Bei der Diskussion, wie Jungenarbeit auszusehen habe und wie sie durchzuführen sei, werden, dominiert von zwei Pespektiven – der männlichen und der weiblichen bzw. feministischen –, viele unterschiedliche Meinungen geäußert. So versucht das feministische Lager, die Jungenarbeit zu nutzen, um die Mädchenarbeit zu fördern, wobei die neuere Männerbewegung teilweise Tendenzen zeigt, zum Gegenschlag auszuholen, um die Errungenschaften der Frauenarbeit zu relativieren. Die Jungenarbeit und mit ihr das Klientel wird auf diese Weise zur Waffe im Geschlechterkampf und scheinbar gibt es nur eine Interessengruppe, welche ungefragt bleibt: Die Jungen.

2.2 Sozialisation

„Mit ‚männlicher Sozialisation‘ sind mithin die Prozesse gemeint,

durch die ein männlich geborenes Kind in unserer Gesellschaft

als Mann handlungsfähig wird.“ (Bentheim u.a. 2004, S.31)

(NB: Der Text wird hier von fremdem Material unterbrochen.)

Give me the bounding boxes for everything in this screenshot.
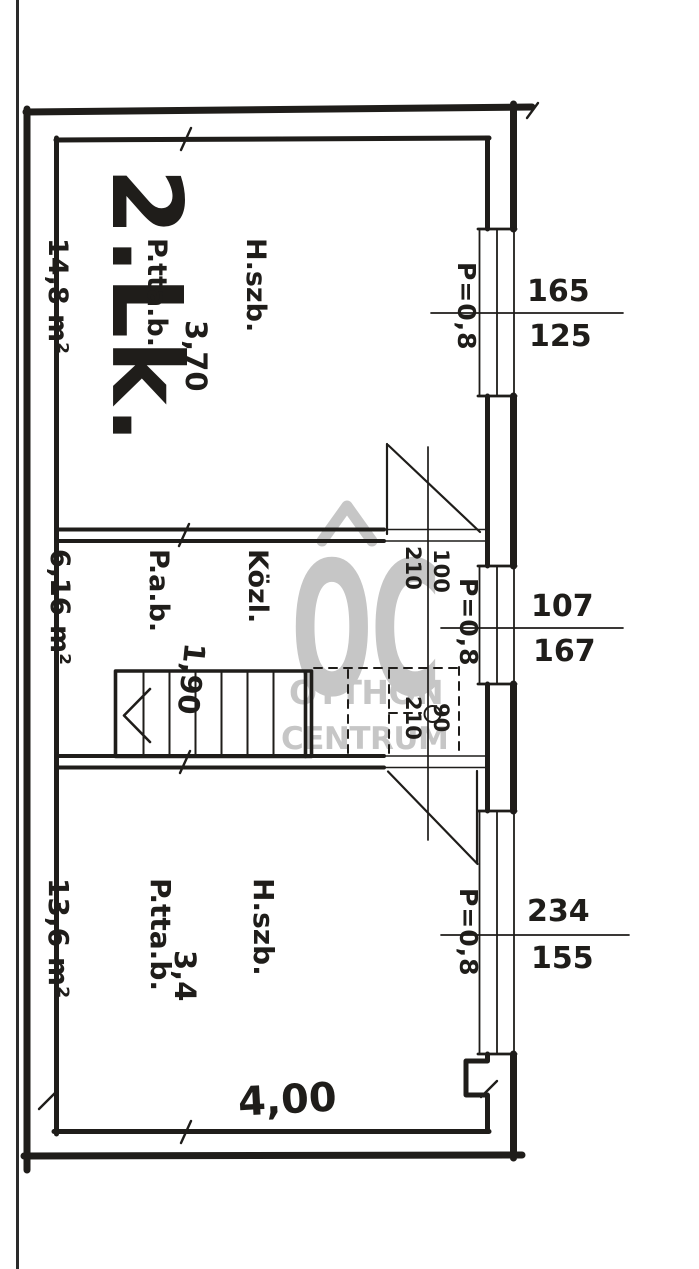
- door-1-threshold: [384, 530, 488, 542]
- outer-wall-top: [26, 107, 532, 112]
- window-3-size-bottom: 155: [531, 941, 594, 978]
- door-1-size-width: 100: [427, 549, 453, 593]
- window-2-parapet-label: P=0,8: [453, 578, 484, 667]
- door-2-size-height: 210: [399, 696, 425, 740]
- room-top-line2: P.tta.b.: [139, 238, 172, 354]
- partition-upper: [56, 530, 384, 542]
- hall-line3: 6,16 m²: [43, 549, 76, 665]
- floorplan-scan: OC OTTHON CENTRUM: [0, 0, 699, 1269]
- hall-line2: P.a.b.: [141, 549, 174, 665]
- stairs-outline: [116, 671, 312, 757]
- window-2-size-bottom: 167: [533, 634, 596, 671]
- room-bottom-width-label: 3,4: [167, 950, 202, 1001]
- room-bottom-line3: 13,6 m²: [41, 878, 75, 998]
- door-1-size-height: 210: [399, 546, 425, 590]
- overall-width-label: 4,00: [237, 1073, 338, 1127]
- door-1-swing: [387, 444, 480, 534]
- room-top-width-label: 3,70: [178, 320, 213, 392]
- window-3-size-top: 234: [527, 894, 590, 931]
- door-2-threshold: [384, 756, 488, 768]
- window-2-glazing: [480, 566, 515, 684]
- room-top-line1: H.szb.: [238, 238, 271, 354]
- room-bottom-line1: H.szb.: [246, 878, 280, 998]
- room-label-hall: Közl. P.a.b. 6,16 m²: [0, 549, 339, 665]
- door-2-swing: [388, 771, 478, 864]
- window-3-parapet-label: P=0,8: [453, 888, 484, 977]
- stairs-direction-arrow: [124, 689, 150, 742]
- tick-left-wall: [39, 1093, 55, 1109]
- window-1-size-top: 165: [527, 274, 590, 311]
- window-1-parapet-label: P=0,8: [451, 262, 482, 351]
- stairs-treads: [144, 672, 274, 757]
- hall-line1: Közl.: [240, 549, 273, 665]
- outer-wall-bottom: [24, 1155, 522, 1156]
- hall-width-label: 1,90: [169, 641, 212, 716]
- door-2-size-width: 90: [427, 703, 453, 732]
- window-2-size-top: 107: [531, 589, 594, 626]
- room-top-line3: 14,8 m²: [41, 238, 74, 354]
- window-3-glazing: [480, 811, 515, 1054]
- inner-wall-top: [56, 138, 489, 140]
- window-1-size-bottom: 125: [529, 319, 592, 356]
- right-wall-windows: [478, 229, 516, 1054]
- room-label-top: H.szb. P.tta.b. 14,8 m²: [0, 238, 337, 354]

Der Begriff der Sozialisation ist für jeden Menschen, ganz gleich welchen Geschlechts, welcher Herkunft und welchen Alters von großer Bedeutung. Speziell bei Jungen jedoch gilt es – ob der gehäuft auftretenden Widersprüche und Schwierigkeiten bei der Sozialisation – besonders aufmerksam nach potentiellen Fehlerquellen zu suchen und durch gezielte Prävention und methodische Reaktion ein Scheitern der Sozialisation zu verhindern. Die Frage, wie eine gelungene, männliche Sozialisation zu funktionieren hat, lässt sich jedoch keineswegs durch die Vorlage eines Patentrezeptes beantworten. Viel eher sind auch erwachsene Männer, welche doch viel weiter fortgeschritten sein sollten in ihrer eigenen Sozialisation, ebenso von Identitätsproblemen betroffen wie die Jugendlichen, denen es zu helfen und denen es Vorbild zu sein gilt, selbst. „Jungen sollen heute gleichzeitig ‚echte‘ und ‚neue‘ Männer sein. Sie sollen Klischees annehmen und gleichzeitig überwinden, von denen sie oft nicht einmal wissen, wie sie es überhaupt einmal erfüllen könnten“ (Bentheim u.a. 2004, S.32). Diese widersprüchlichen Anforderungen stellen für erwachsene Männer mitnichten eine geringere Herausforderung dar als für die Jungen, in deren Sozialisation ein sehr wichtiger Faktor die Möglichkeit zur Orientierung an männlichen Vorbildern ist. Da die männlichen Vorbilder im direkten Umfeld oftmals nicht präsent genug sind, um ihre Funktion als Vorbild wahrzunehmen, bzw. viele Sozialisationsinstanzen (Primärversorgung, Kindergarten, Schule) überwiegend durch weibliche Bezugspersonen abgedeckt werden, wird diese Problematik später häufig zum Konfrontationsgegenstand männlicher Pädagogen, welche sich dann möglicherweise sowohl von den Identitätsproblemen der Jungen, als auch von den eigenen ungelösten Identitätsproblemen konfrontiert sehen. „Die Unsicherheit der Pädagogen, persönliche Beziehungen zu ihren Adressaten einzugehen, trifft bei Jungen auf deren Sehnsucht nach Vaterfiguren und erwachsenen Männern, die ihnen Partner bei Orientierungssuche und Selbstentwicklung sein könnten“ (Bentheim u.a. 2004, S. 88). Daraus wird ein gewisses Gefahrenpotential ersichtlich, dass Sozialisationsdefizite durch die defizitären Vorbilder weitervermittelt werden.

2.3 Sexuelle Identität

„Vieles, was sich um Sexualität dreht, bleibt den Männern vorbehalten:

Bordelle, Sexshops, sexuelle Übergriffe, sexuelle Gewalt und Diskriminierung,

sogenannte Sexualverbrechen, Pornographie, Werbung, Sexfilme, Kontakt-

anzeigen, das Erobern und Verführen usw.“ (Mending, BzgA (Hg.) 1995)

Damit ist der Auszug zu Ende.